BVG: Die Fahrpreise sollen steigen - aber frühestens im Sommer 2012

Berlin - Eine Fahrt durch Berlin kostet 2,30 Euro, eine Monatskarte 74 Euro. Dabei soll es länger als erwartet bleiben. Denn es zeichnet sich ab, dass sich die nächste Erhöhung der Nahverkehrstarife weiter verschiebt. Nach Informationen der Berliner Zeitung ist dafür inzwischen nicht mehr das Frühjahr 2012, sondern frühestens der Sommer des kommenden Jahres im Gespräch. "Denkbar wäre jetzt eine Fahrpreisanhebung zu Beginn der Sommerferien", hieß es am Freitag in Nahverkehrskreisen. 2012 fangen die großen Ferien Ende Juni an.

Dabei sehen die wirtschaftlichen Daten der Berliner Verkehrsbetriebe (BVG), des größten Bus- und Bahnbetreibers der Region, auf den ersten Blick nicht gut aus. Das Landesunternehmen bestätigte, dass es für dieses Jahr einen Fehlbetrag von fast 74 Millionen Euro erwartet - etwas weniger als im vergangenen Jahr, als das Konzerndefizit 77,9 Millionen Euro betrug. Die Verschuldung wird den Vorhersagen zufolge in diesem Jahr auf den höchsten Stand seit 2005 steigen: um 108 Millionen auf 838,4 Millionen Euro.

Trotzdem sind die Manager zufrieden, teilte BVG-Sprecherin Petra Reetz mit. Zum einen lägen das Defizit und die Kreditverbindlichkeiten im Plan. Wenn viel investiert werde, stiegen die Schulden nun mal an. Zum anderen sähen andere wichtige BVG-Daten sehr gut aus.

49 Millionen Liter Diesel pro Jahr

"Wir erwarten eine deutliche Steigerung der Fahrgastzahlen", so Reetz.
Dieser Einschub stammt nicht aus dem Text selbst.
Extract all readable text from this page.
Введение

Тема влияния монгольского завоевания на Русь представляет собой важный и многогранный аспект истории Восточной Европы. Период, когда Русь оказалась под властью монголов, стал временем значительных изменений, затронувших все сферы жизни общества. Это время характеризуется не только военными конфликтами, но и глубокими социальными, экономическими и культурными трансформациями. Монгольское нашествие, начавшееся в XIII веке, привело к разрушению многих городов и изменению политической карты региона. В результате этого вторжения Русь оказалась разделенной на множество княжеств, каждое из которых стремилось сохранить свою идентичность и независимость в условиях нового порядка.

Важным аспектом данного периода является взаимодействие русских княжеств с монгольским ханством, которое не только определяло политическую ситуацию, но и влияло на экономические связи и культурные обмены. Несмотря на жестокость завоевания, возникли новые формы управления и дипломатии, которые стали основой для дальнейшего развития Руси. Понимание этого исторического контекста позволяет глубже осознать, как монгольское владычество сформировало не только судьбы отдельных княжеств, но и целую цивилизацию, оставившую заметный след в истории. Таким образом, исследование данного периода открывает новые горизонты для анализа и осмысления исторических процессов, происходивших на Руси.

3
Im vergangenen Jahr wurden Busse und Bahnen für insgesamt 922 Millionen Fahrten genutzt, in diesem Jahr werden es mehr sein - genaue Angaben machte die Sprecherin noch nicht. Mehr Kunden bedeuten auch mehr Fahrgeld: Die Einnahmen werden sich in diesem Jahr voraussichtlich auf 548 Millionen Euro summieren - 20 Millionen mehr als 2010. Die Ertragssteigerung ist damit prozentual höher als die jüngste Fahrpreiserhöhung im vergangenen Januar. Die Schwarzfahrerquote ist bei 4,9 Prozent geblieben.

Dafür sinken die Ausgaben für Strom und Kraftstoff - die BVG verbraucht pro Jahr 49 Millionen Liter Diesel. Für die Energie sind nun 105 Millionen Euro eingeplant, vier Millionen weniger als 2010. In Verhandlungen konnte die BVG erreichen, dass Preisforderungen eingefroren wurden. Reetz: "So konnten wir uns von den Steigerungen abkoppeln."